Thursday, April 22, 2004

Hti: Chamblain surrenders

PORT--AU--PRINCE -- Convicted killer and rebel leader Louis Jodel Chamblain surrendered to police Thursday as Haiti's interim government worked to bring to justice human rights abusers in the Aristide and previous governments.

''The Haitian people will see if justice is for real, if we are on a new route for Haitian justice,'' a tearful Chamblain said before surrendering at the same police station that his rebels seized the day after former President Jean Bertrand Aristide left the country amid a bloody revolt.

A feared paramilitary leader under the military dictatorship that toppled Aristide 1991-1994, Chamblain said he wants a new trial to prove his innocence in the 1994 massacre of dozens of Aristide supporters in the port city of Gonaives and the 1995 assassination of a well-known Aristide backer. He was tried and convicted in absentia.

He will remain in the police lockup until a judge decides his fate, authorities said. Under Haitian law anyone convicted in absentia must be re-tried once captured.
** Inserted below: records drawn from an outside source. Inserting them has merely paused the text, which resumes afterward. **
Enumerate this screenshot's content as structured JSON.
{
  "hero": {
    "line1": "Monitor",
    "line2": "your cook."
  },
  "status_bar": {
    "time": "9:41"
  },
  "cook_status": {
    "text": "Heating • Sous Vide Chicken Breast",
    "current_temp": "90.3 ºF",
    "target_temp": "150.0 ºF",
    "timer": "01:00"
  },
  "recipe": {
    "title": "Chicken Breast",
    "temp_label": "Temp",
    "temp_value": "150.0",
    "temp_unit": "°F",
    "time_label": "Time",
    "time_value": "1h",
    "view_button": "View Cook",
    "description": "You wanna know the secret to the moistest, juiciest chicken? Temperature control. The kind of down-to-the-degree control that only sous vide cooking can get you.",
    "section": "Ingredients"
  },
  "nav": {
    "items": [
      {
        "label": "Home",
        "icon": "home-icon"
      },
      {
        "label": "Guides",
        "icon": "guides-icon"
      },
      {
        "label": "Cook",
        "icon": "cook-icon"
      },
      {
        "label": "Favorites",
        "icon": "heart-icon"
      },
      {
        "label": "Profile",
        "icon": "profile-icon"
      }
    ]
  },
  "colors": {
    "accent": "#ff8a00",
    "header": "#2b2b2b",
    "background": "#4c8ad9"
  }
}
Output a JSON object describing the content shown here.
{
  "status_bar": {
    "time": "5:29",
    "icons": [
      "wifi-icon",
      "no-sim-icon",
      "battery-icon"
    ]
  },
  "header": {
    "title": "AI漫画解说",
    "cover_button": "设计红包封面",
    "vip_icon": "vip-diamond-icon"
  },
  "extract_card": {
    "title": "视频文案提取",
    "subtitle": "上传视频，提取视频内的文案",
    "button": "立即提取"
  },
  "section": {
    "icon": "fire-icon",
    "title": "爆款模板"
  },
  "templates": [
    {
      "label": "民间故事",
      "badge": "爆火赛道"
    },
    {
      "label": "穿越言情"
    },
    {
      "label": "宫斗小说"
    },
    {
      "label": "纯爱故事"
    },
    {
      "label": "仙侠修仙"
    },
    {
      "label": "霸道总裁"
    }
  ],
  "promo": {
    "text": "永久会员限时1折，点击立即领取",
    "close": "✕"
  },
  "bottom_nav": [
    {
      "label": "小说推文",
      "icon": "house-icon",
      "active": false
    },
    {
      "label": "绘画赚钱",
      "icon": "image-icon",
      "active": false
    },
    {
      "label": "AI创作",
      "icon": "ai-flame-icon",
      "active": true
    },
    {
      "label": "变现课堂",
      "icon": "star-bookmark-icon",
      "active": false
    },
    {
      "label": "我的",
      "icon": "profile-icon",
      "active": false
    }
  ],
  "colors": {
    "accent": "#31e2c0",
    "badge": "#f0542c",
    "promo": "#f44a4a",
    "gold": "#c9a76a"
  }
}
Chamblain's surrender came as a cash-strapped Haitian government opened a daylong meeting of international donors. The government, which is seeking millions of dollars in international aid, has been under mounting foreign pressure to crack down on Chamblain and other anti-Aristide rebel leaders accused of human rights abuses.

Jean-Claude Bajeux, a leading human rights activist heading a government commission charged with investigating thousands of unsolved murders during Aristide's rule, said Chamblain's surrender was a critical step in reforming Haiti's shaky justice system and bringing others like him to trial.
If only Aristide would surrender, too.